Monday, December 3, 2007

Barclay gets scarier


Joe Barclay just gets scarier and scarier.

So Joe wants to know more about this Presence shit. Okay, ‘cause Johnny still needs to learn more the Fortitude shit. But, see, this time, it’s not about how cool you are, about your ability to get the chicks, it’s about your ability to scare the living shit out of your unliving enemies. Some fuckers call it the Dread Gaze.

Basically, it works because us licks now burn with a fire inside. Except it’s more like a monster or a beast, ‘cause if we don’t control it, we’ll do all kinds of heinous shit like eating babies, raping old nuns and voting Republican. So we all try to control it. Except maybe for Sharky. He votes Republican all the time.

So Johnny meets Barclay at a warehouse. Don’t really need anyone outside of us two to see us. Might be a breach of the Maquerade.
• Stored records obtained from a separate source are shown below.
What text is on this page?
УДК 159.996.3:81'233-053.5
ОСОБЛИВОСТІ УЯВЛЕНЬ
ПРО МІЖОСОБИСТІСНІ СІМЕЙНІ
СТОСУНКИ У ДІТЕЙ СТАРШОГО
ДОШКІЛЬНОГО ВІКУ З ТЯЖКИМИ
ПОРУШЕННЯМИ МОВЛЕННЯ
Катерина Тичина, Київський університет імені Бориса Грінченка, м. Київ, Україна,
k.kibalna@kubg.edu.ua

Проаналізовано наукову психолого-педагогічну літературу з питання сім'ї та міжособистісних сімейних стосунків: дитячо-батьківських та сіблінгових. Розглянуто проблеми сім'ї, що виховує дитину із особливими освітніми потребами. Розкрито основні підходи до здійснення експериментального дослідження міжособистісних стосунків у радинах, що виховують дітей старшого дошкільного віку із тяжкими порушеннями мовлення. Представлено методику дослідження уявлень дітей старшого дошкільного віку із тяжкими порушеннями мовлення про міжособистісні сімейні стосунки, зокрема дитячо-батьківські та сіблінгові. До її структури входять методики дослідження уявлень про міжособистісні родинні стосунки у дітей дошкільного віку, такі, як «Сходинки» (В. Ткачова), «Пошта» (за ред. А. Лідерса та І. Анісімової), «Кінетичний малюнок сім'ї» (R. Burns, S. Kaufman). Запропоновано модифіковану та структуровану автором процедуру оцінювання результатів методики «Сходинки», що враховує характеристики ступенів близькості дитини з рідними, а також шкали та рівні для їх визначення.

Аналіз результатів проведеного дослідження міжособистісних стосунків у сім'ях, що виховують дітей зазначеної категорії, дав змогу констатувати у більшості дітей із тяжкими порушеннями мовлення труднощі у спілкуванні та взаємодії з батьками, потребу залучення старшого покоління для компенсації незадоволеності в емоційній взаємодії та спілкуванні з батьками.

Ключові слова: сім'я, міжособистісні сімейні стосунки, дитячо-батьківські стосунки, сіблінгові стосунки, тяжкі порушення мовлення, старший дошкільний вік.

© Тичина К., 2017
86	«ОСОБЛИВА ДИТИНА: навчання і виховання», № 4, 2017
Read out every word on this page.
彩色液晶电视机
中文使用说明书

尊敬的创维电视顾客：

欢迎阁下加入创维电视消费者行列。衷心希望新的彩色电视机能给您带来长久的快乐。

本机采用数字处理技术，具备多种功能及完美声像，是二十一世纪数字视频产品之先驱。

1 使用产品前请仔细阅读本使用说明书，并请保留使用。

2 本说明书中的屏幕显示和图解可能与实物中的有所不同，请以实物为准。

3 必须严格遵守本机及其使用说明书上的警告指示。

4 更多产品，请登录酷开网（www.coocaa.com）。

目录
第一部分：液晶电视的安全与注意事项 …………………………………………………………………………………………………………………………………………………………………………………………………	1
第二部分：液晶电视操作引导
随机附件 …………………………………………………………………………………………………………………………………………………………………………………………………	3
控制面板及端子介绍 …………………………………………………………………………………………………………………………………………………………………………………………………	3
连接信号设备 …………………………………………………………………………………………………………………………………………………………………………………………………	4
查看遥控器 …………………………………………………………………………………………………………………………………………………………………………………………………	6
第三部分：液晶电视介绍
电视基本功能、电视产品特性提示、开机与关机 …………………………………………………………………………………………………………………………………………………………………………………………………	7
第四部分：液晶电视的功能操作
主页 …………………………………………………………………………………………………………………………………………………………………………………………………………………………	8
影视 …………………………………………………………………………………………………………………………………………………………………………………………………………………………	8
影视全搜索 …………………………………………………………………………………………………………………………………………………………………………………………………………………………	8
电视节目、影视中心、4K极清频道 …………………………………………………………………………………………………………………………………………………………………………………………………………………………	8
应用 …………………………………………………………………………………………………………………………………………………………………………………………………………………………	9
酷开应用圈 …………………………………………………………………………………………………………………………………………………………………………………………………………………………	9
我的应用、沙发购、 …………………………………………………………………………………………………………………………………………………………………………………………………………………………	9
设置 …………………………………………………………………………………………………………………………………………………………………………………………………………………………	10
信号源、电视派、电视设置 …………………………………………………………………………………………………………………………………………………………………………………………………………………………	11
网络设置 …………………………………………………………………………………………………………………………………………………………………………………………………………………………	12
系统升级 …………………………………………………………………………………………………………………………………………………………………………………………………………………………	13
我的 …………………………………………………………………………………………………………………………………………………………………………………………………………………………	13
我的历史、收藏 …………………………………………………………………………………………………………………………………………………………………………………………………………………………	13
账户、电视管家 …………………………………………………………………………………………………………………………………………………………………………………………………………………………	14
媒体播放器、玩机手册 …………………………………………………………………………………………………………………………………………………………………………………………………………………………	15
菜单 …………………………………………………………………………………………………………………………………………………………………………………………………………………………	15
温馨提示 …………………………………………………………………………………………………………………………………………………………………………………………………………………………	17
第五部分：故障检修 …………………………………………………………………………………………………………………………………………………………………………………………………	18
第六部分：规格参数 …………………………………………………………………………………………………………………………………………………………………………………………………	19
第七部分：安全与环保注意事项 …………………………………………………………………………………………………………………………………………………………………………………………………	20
Now, Johnny is busy explaining to Barclay what is going on, how it works. Barclay just stands there, like he does, listening. Then he asks, “Like this?”

Next thing Johnny knows, Johnny is half a city over. Motherfucker got it right the first fucking time. He bared his fangs, hissed like a hellcat, and his goddamn soul fucking rose up like a beast and damned if Johnny didn’t run like a little bitch.

Dude is just getting creepier and creepier. Don’t want to think how he’s gonna teach Johnny the next step of Fortitude.